Так, между прочим, всегда бывает — когда людям хочется поговорить, они отправляются в ресторан с музыкой. Музыка мешает, заглушает голоса. Приходится по три раза переспрашивать, выжидать паузы, иногда с нетерпением и раздражением. И все-таки почему-то идут беседовать в ресторан с музыкой.
Зоя деловито выбрала место поближе к эстраде. Сели.
Она с удовольствием и сочувствием смотрела на сияющую физиономию мужа своей приятельницы.
— Что, кот-Васька, рад?
— Ужасно рад!
У него было выражение лица собаки, махающей хвостом во все стороны.
— Рад!
Было очень весело. Похохотали, выпили немало.
— Хорошо жить на свете?
— Очень даже недурно, — ответила Зоя. — Почаще бы так.
Он промолчал и посмотрел на часы.
— Что? Потянуло домой? — насмешливо спросила Зоя.
— Нет, время еще есть. Я скажу, что мы были в синема, а потом прошлись пешком. Ночь такая чудесная.

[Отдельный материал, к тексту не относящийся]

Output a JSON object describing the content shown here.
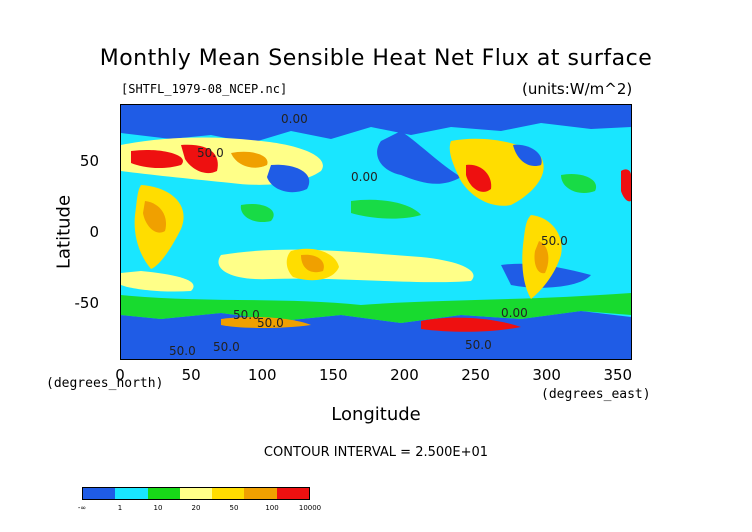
{
  "title": "Monthly Mean Sensible Heat Net Flux at surface",
  "file_label": "[SHTFL_1979-08_NCEP.nc]",
  "units_label": "(units:W/m^2)",
  "x_axis": {
    "label": "Longitude",
    "coord_label": "(degrees_east)",
    "ticks": [
      "0",
      "50",
      "100",
      "150",
      "200",
      "250",
      "300",
      "350"
    ],
    "range": [
      0,
      360
    ]
  },
  "y_axis": {
    "label": "Latitude",
    "coord_label": "(degrees_north)",
    "ticks": [
      "50",
      "0",
      "-50"
    ],
    "range": [
      -90,
      90
    ]
  },
  "contour_interval": "CONTOUR INTERVAL = 2.500E+01",
  "contour_labels": [
    "0.00",
    "50.0",
    "0.00",
    "50.0",
    "50.0",
    "50.0",
    "0.00",
    "50.0",
    "50.0",
    "50.0"
  ],
  "colorbar": {
    "colors": [
      "#1f5ce6",
      "#19e6ff",
      "#18d818",
      "#ffff88",
      "#ffdd00",
      "#f0a000",
      "#ee1010"
    ],
    "labels": [
      "-∞",
      "1",
      "10",
      "20",
      "50",
      "100",
      "10000"
    ]
  },
  "legend_colors": {
    "ocean_low": "#1f5ce6",
    "ocean": "#19e6ff",
    "green": "#18d818",
    "light_yellow": "#ffff88",
    "yellow": "#ffdd00",
    "orange": "#f0a000",
    "red": "#ee1010"
  }
}
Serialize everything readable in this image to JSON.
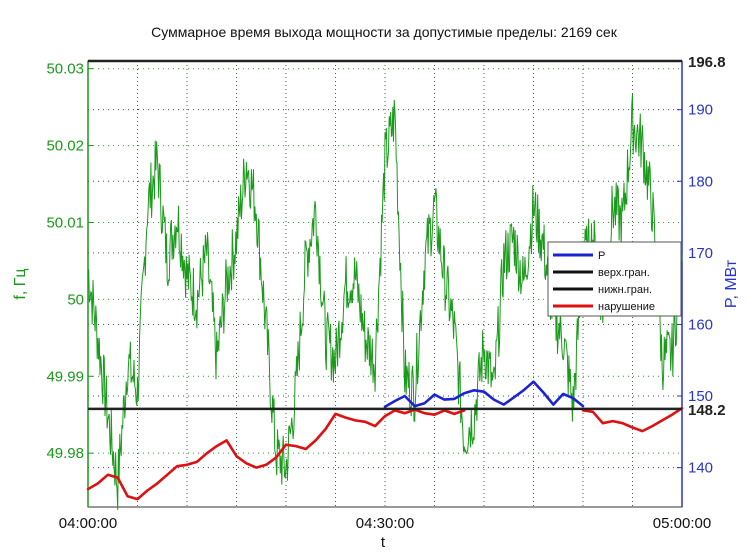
{
  "chart_data": {
    "type": "line",
    "title": "Суммарное время выхода мощности за допустимые пределы: 2169 сек",
    "xlabel": "t",
    "ylabel_left": "f, Гц",
    "ylabel_right": "P, МВт",
    "x_ticks": [
      "04:00:00",
      "04:30:00",
      "05:00:00"
    ],
    "x_minutes_range": [
      0,
      60
    ],
    "ylim_left": [
      49.973,
      50.031
    ],
    "ylim_right": [
      134.5,
      196.8
    ],
    "y_ticks_left": [
      "50.03",
      "50.02",
      "50.01",
      "50",
      "49.99",
      "49.98"
    ],
    "y_ticks_left_values": [
      50.03,
      50.02,
      50.01,
      50.0,
      49.99,
      49.98
    ],
    "y_ticks_right": [
      "190",
      "180",
      "170",
      "160",
      "150",
      "140"
    ],
    "y_ticks_right_values": [
      190,
      180,
      170,
      160,
      150,
      140
    ],
    "grid": true,
    "legend_position": "right",
    "legend": [
      "P",
      "верх.гран.",
      "нижн.гран.",
      "нарушение"
    ],
    "limit_upper": 196.8,
    "limit_upper_label": "196.8",
    "limit_lower": 148.2,
    "limit_lower_label": "148.2",
    "series": [
      {
        "name": "P",
        "axis": "right",
        "color": "#1a24d0",
        "x": [
          30,
          31,
          32,
          33,
          34,
          35,
          36,
          37,
          38,
          39,
          40,
          41,
          42,
          43,
          44,
          45,
          46,
          47,
          48,
          49,
          50
        ],
        "values": [
          148.5,
          149.3,
          150.0,
          148.6,
          149.0,
          150.2,
          149.5,
          149.6,
          150.4,
          150.8,
          150.6,
          149.5,
          148.8,
          149.8,
          150.8,
          152.0,
          150.5,
          148.8,
          150.3,
          149.7,
          148.6
        ]
      },
      {
        "name": "нарушение",
        "axis": "right",
        "color": "#dd1111",
        "x": [
          0,
          1,
          2,
          3,
          4,
          5,
          6,
          7,
          8,
          9,
          10,
          11,
          12,
          13,
          14,
          15,
          16,
          17,
          18,
          19,
          20,
          21,
          22,
          23,
          24,
          25,
          26,
          27,
          28,
          29,
          30
        ],
        "values": [
          137.0,
          137.8,
          139.0,
          138.6,
          136.0,
          135.6,
          136.8,
          137.8,
          139.0,
          140.2,
          140.4,
          140.8,
          142.0,
          143.0,
          143.8,
          141.6,
          140.6,
          140.0,
          140.4,
          141.4,
          143.2,
          143.0,
          142.6,
          143.8,
          145.4,
          147.5,
          147.0,
          146.6,
          146.4,
          145.8,
          147.2
        ]
      },
      {
        "name": "нарушение",
        "axis": "right",
        "color": "#dd1111",
        "x": [
          30,
          31,
          32,
          33,
          34,
          35,
          36,
          37,
          38
        ],
        "values": [
          147.2,
          148.0,
          147.6,
          148.1,
          147.6,
          147.4,
          148.0,
          147.5,
          148.0
        ]
      },
      {
        "name": "нарушение",
        "axis": "right",
        "color": "#dd1111",
        "x": [
          50,
          51,
          52,
          53,
          54,
          55,
          56,
          57,
          58,
          59,
          60
        ],
        "values": [
          148.0,
          147.8,
          146.2,
          146.5,
          146.2,
          145.6,
          145.1,
          145.8,
          146.6,
          147.4,
          148.3
        ]
      },
      {
        "name": "f",
        "axis": "left",
        "color": "#1a9a1a",
        "x": [
          0,
          1,
          2,
          3,
          4,
          5,
          6,
          7,
          8,
          9,
          10,
          11,
          12,
          13,
          14,
          15,
          16,
          17,
          18,
          19,
          20,
          21,
          22,
          23,
          24,
          25,
          26,
          27,
          28,
          29,
          30,
          31,
          32,
          33,
          34,
          35,
          36,
          37,
          38,
          39,
          40,
          41,
          42,
          43,
          44,
          45,
          46,
          47,
          48,
          49,
          50,
          51,
          52,
          53,
          54,
          55,
          56,
          57,
          58,
          59,
          60
        ],
        "values": [
          50.004,
          49.995,
          49.985,
          49.976,
          49.992,
          49.988,
          50.012,
          50.018,
          50.005,
          50.011,
          50.003,
          50.0,
          50.006,
          49.992,
          50.002,
          50.008,
          50.018,
          50.012,
          49.996,
          49.98,
          49.978,
          49.988,
          50.005,
          50.012,
          49.995,
          49.992,
          50.002,
          50.003,
          49.995,
          49.992,
          50.018,
          50.024,
          49.99,
          49.988,
          50.005,
          50.012,
          50.003,
          49.996,
          49.982,
          49.985,
          49.994,
          49.988,
          50.005,
          50.008,
          50.002,
          50.012,
          50.007,
          49.998,
          49.995,
          49.986,
          50.005,
          50.008,
          49.999,
          50.012,
          50.01,
          50.023,
          50.02,
          50.012,
          49.992,
          49.993,
          50.005
        ]
      }
    ]
  }
}
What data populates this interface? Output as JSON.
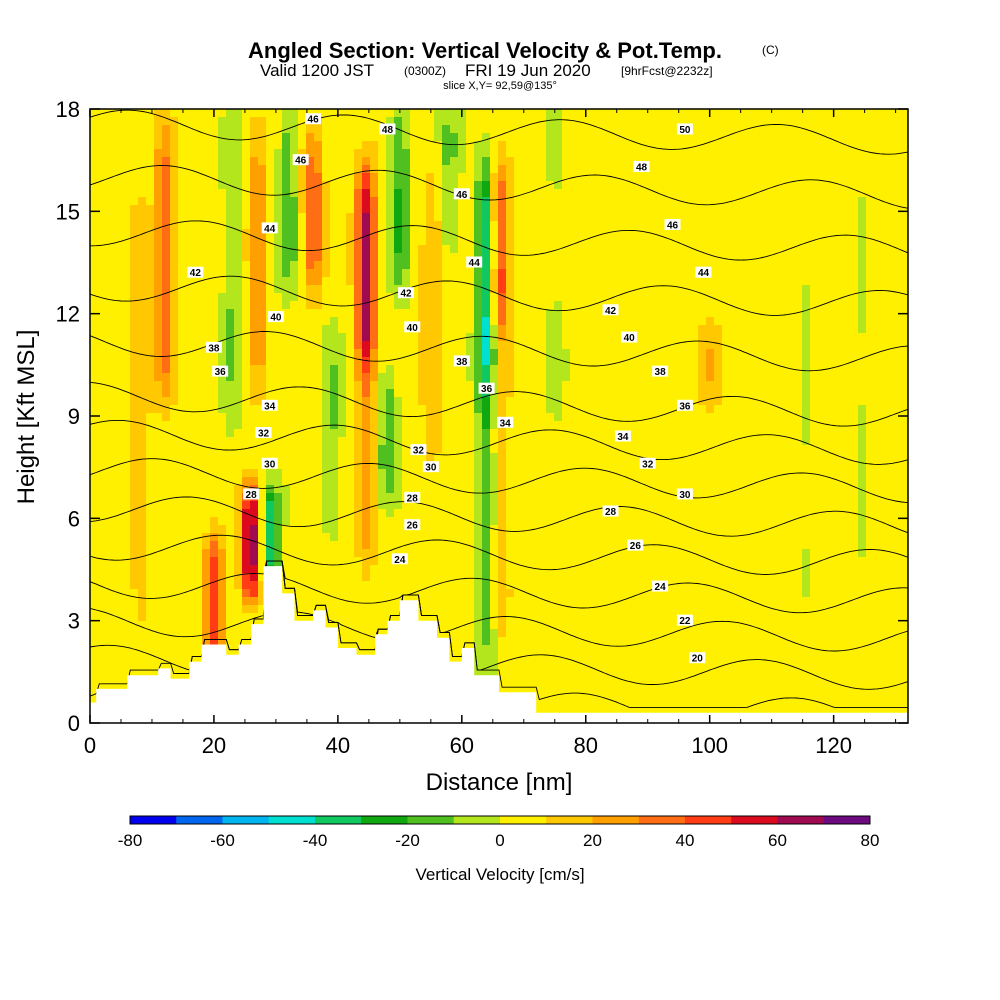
{
  "titles": {
    "main": "Angled Section: Vertical Velocity & Pot.Temp.",
    "main_suffix": "(C)",
    "valid_prefix": "Valid 1200 JST",
    "valid_z": "(0300Z)",
    "valid_date": "FRI 19 Jun 2020",
    "forecast": "[9hrFcst@2232z]",
    "slice": "slice X,Y= 92,59@135°"
  },
  "colors": {
    "bins": [
      "#0000ee",
      "#0066f0",
      "#00b4f0",
      "#00e0d0",
      "#10c860",
      "#10a810",
      "#50c020",
      "#b4e61e",
      "#fff000",
      "#ffc800",
      "#ffa000",
      "#ff6e14",
      "#ff3c14",
      "#dc0a1e",
      "#a00a50",
      "#6e0a80"
    ],
    "terrain": "#ffffff",
    "contour": "#000000"
  },
  "chart_data": {
    "type": "heatmap",
    "xlabel": "Distance [nm]",
    "ylabel": "Height [Kft MSL]",
    "xlim": [
      0,
      132
    ],
    "ylim": [
      0,
      18
    ],
    "x_ticks": [
      0,
      20,
      40,
      60,
      80,
      100,
      120
    ],
    "y_ticks": [
      0,
      3,
      6,
      9,
      12,
      15,
      18
    ],
    "x_tick_labels": [
      "0",
      "20",
      "40",
      "60",
      "80",
      "100",
      "120"
    ],
    "y_tick_labels": [
      "0",
      "3",
      "6",
      "9",
      "12",
      "15",
      "18"
    ],
    "colorbar": {
      "title": "Vertical Velocity [cm/s]",
      "levels": [
        -80,
        -70,
        -60,
        -50,
        -40,
        -30,
        -20,
        -10,
        0,
        10,
        20,
        30,
        40,
        50,
        60,
        70,
        80
      ],
      "tick_values": [
        -80,
        -60,
        -40,
        -20,
        0,
        20,
        40,
        60,
        80
      ],
      "tick_labels": [
        "-80",
        "-60",
        "-40",
        "-20",
        "0",
        "20",
        "40",
        "60",
        "80"
      ]
    },
    "background_velocity": 4,
    "velocity_features": [
      {
        "x": 12,
        "y0": 10,
        "y1": 17,
        "value": 35
      },
      {
        "x": 8,
        "y0": 3,
        "y1": 15,
        "value": 15
      },
      {
        "x": 20,
        "y0": 2,
        "y1": 5,
        "value": 45
      },
      {
        "x": 23,
        "y0": 9,
        "y1": 17,
        "value": -15
      },
      {
        "x": 26,
        "y0": 4,
        "y1": 6.5,
        "value": 65
      },
      {
        "x": 29,
        "y0": 4.5,
        "y1": 6.5,
        "value": -40
      },
      {
        "x": 27,
        "y0": 10,
        "y1": 17,
        "value": 25
      },
      {
        "x": 32,
        "y0": 13,
        "y1": 18,
        "value": -20
      },
      {
        "x": 36,
        "y0": 13,
        "y1": 17,
        "value": 35
      },
      {
        "x": 39,
        "y0": 6,
        "y1": 11,
        "value": -15
      },
      {
        "x": 44.5,
        "y0": 11,
        "y1": 16,
        "value": 60
      },
      {
        "x": 44.5,
        "y0": 5,
        "y1": 11,
        "value": 25
      },
      {
        "x": 48,
        "y0": 7,
        "y1": 10,
        "value": -20
      },
      {
        "x": 50,
        "y0": 13,
        "y1": 18,
        "value": -25
      },
      {
        "x": 55,
        "y0": 8,
        "y1": 16,
        "value": 15
      },
      {
        "x": 58,
        "y0": 14,
        "y1": 18,
        "value": -15
      },
      {
        "x": 64,
        "y0": 10,
        "y1": 16,
        "value": -50
      },
      {
        "x": 64,
        "y0": 2,
        "y1": 10,
        "value": -25
      },
      {
        "x": 66,
        "y0": 12,
        "y1": 16,
        "value": 45
      },
      {
        "x": 66,
        "y0": 3,
        "y1": 12,
        "value": 15
      },
      {
        "x": 75,
        "y0": 8,
        "y1": 18,
        "value": -5
      },
      {
        "x": 100,
        "y0": 9.5,
        "y1": 11.5,
        "value": 15
      },
      {
        "x": 116,
        "y0": 3,
        "y1": 17,
        "value": -5
      },
      {
        "x": 125,
        "y0": 0.5,
        "y1": 18,
        "value": -5
      }
    ],
    "terrain_profile": {
      "x": [
        0,
        1,
        1,
        6,
        6,
        11,
        11,
        13,
        13,
        16,
        16,
        18,
        18,
        22,
        22,
        24,
        24,
        26,
        26,
        28,
        28,
        31,
        31,
        33,
        33,
        36,
        36,
        38,
        38,
        40,
        40,
        43,
        43,
        46,
        46,
        48,
        48,
        50,
        50,
        53,
        53,
        56,
        56,
        58,
        58,
        60,
        60,
        62,
        62,
        66,
        66,
        72,
        72,
        132
      ],
      "y": [
        0.6,
        0.6,
        1.0,
        1.0,
        1.4,
        1.4,
        1.6,
        1.6,
        1.3,
        1.3,
        1.8,
        1.8,
        2.3,
        2.3,
        2.0,
        2.0,
        2.3,
        2.3,
        2.9,
        2.9,
        4.6,
        4.6,
        3.8,
        3.8,
        3.0,
        3.0,
        3.3,
        3.3,
        2.8,
        2.8,
        2.2,
        2.2,
        2.0,
        2.0,
        2.6,
        2.6,
        3.0,
        3.0,
        3.6,
        3.6,
        3.0,
        3.0,
        2.5,
        2.5,
        1.8,
        1.8,
        2.2,
        2.2,
        1.4,
        1.4,
        0.9,
        0.9,
        0.3,
        0.3
      ]
    },
    "theta_levels": [
      20,
      22,
      24,
      26,
      28,
      30,
      32,
      34,
      36,
      38,
      40,
      42,
      44,
      46,
      48,
      50
    ],
    "contour_labels": [
      {
        "x": 36,
        "y": 17.7,
        "label": "46"
      },
      {
        "x": 48,
        "y": 17.4,
        "label": "48"
      },
      {
        "x": 34,
        "y": 16.5,
        "label": "46"
      },
      {
        "x": 60,
        "y": 15.5,
        "label": "46"
      },
      {
        "x": 29,
        "y": 14.5,
        "label": "44"
      },
      {
        "x": 62,
        "y": 13.5,
        "label": "44"
      },
      {
        "x": 17,
        "y": 13.2,
        "label": "42"
      },
      {
        "x": 51,
        "y": 12.6,
        "label": "42"
      },
      {
        "x": 30,
        "y": 11.9,
        "label": "40"
      },
      {
        "x": 52,
        "y": 11.6,
        "label": "40"
      },
      {
        "x": 20,
        "y": 11.0,
        "label": "38"
      },
      {
        "x": 60,
        "y": 10.6,
        "label": "38"
      },
      {
        "x": 21,
        "y": 10.3,
        "label": "36"
      },
      {
        "x": 64,
        "y": 9.8,
        "label": "36"
      },
      {
        "x": 29,
        "y": 9.3,
        "label": "34"
      },
      {
        "x": 67,
        "y": 8.8,
        "label": "34"
      },
      {
        "x": 28,
        "y": 8.5,
        "label": "32"
      },
      {
        "x": 53,
        "y": 8.0,
        "label": "32"
      },
      {
        "x": 29,
        "y": 7.6,
        "label": "30"
      },
      {
        "x": 55,
        "y": 7.5,
        "label": "30"
      },
      {
        "x": 26,
        "y": 6.7,
        "label": "28"
      },
      {
        "x": 52,
        "y": 6.6,
        "label": "28"
      },
      {
        "x": 52,
        "y": 5.8,
        "label": "26"
      },
      {
        "x": 50,
        "y": 4.8,
        "label": "24"
      },
      {
        "x": 84,
        "y": 12.1,
        "label": "42"
      },
      {
        "x": 87,
        "y": 11.3,
        "label": "40"
      },
      {
        "x": 92,
        "y": 10.3,
        "label": "38"
      },
      {
        "x": 96,
        "y": 9.3,
        "label": "36"
      },
      {
        "x": 86,
        "y": 8.4,
        "label": "34"
      },
      {
        "x": 90,
        "y": 7.6,
        "label": "32"
      },
      {
        "x": 96,
        "y": 6.7,
        "label": "30"
      },
      {
        "x": 84,
        "y": 6.2,
        "label": "28"
      },
      {
        "x": 88,
        "y": 5.2,
        "label": "26"
      },
      {
        "x": 92,
        "y": 4.0,
        "label": "24"
      },
      {
        "x": 96,
        "y": 3.0,
        "label": "22"
      },
      {
        "x": 98,
        "y": 1.9,
        "label": "20"
      },
      {
        "x": 96,
        "y": 17.4,
        "label": "50"
      },
      {
        "x": 89,
        "y": 16.3,
        "label": "48"
      },
      {
        "x": 94,
        "y": 14.6,
        "label": "46"
      },
      {
        "x": 99,
        "y": 13.2,
        "label": "44"
      }
    ]
  }
}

— Вот так чудесная, дождь как из ведра.
— Неужели? — удивился он. — Хорошо, что вы обратили мое внимание на это обстоятельство. Ну, так я скажу, что мы зашли в кафе. Одним словом — по вдохновению.
— Ну конечно. По вдохновению выходит лучше всего.
— Н-да. Хотя я раз по вдохновению так наврал, что прямо сам испугался. А она, бедненькая, даже не заметила.
— Вам, кажется, очень ее жалко? — сочувственно спросила Зоя.
Он отвел глаза в сторону и задумался.
— Это чудесный, милый человечек, — сказал он. — Я ее очень, очень люблю. Но мы так мало подходим друг к другу. Ну, вот вы нас обоих отлично знаете. Скажите — можно ли поискать более резкие контрасты, чем мы с ней? Я — полноценный пошляк, люблю нашу маленькую, подленькую жизнь, я легкомысленный — живи и жить давай другим. А она, Зина, это — тургеневская девушка, чистая, трепетная. Она вся как насторожившаяся лань. Мне всегда страшно вспугнуть ее. Я всегда начеку, всегда осторожен, всегда боюсь, не брякнуть бы при ней чего-нибудь неладного. Зо, дорогая моя, вы умная женщина, вы меня поймете. Вы представить себе не можете, как это все иногда тяготит. Как бы я был счастлив, если бы Зина не только любила меня, но и знала, и понимала. Но она никогда не поймет меня и никогда не простит. Я бы даже согласен был на ее неверность, конечно, мимолетную, несерьезную, — мы бы тогда лучше поняли друг друга, и крепче спаяла бы нас на… чего вы смеетесь? Вы не слушаете моей горькой исповеди?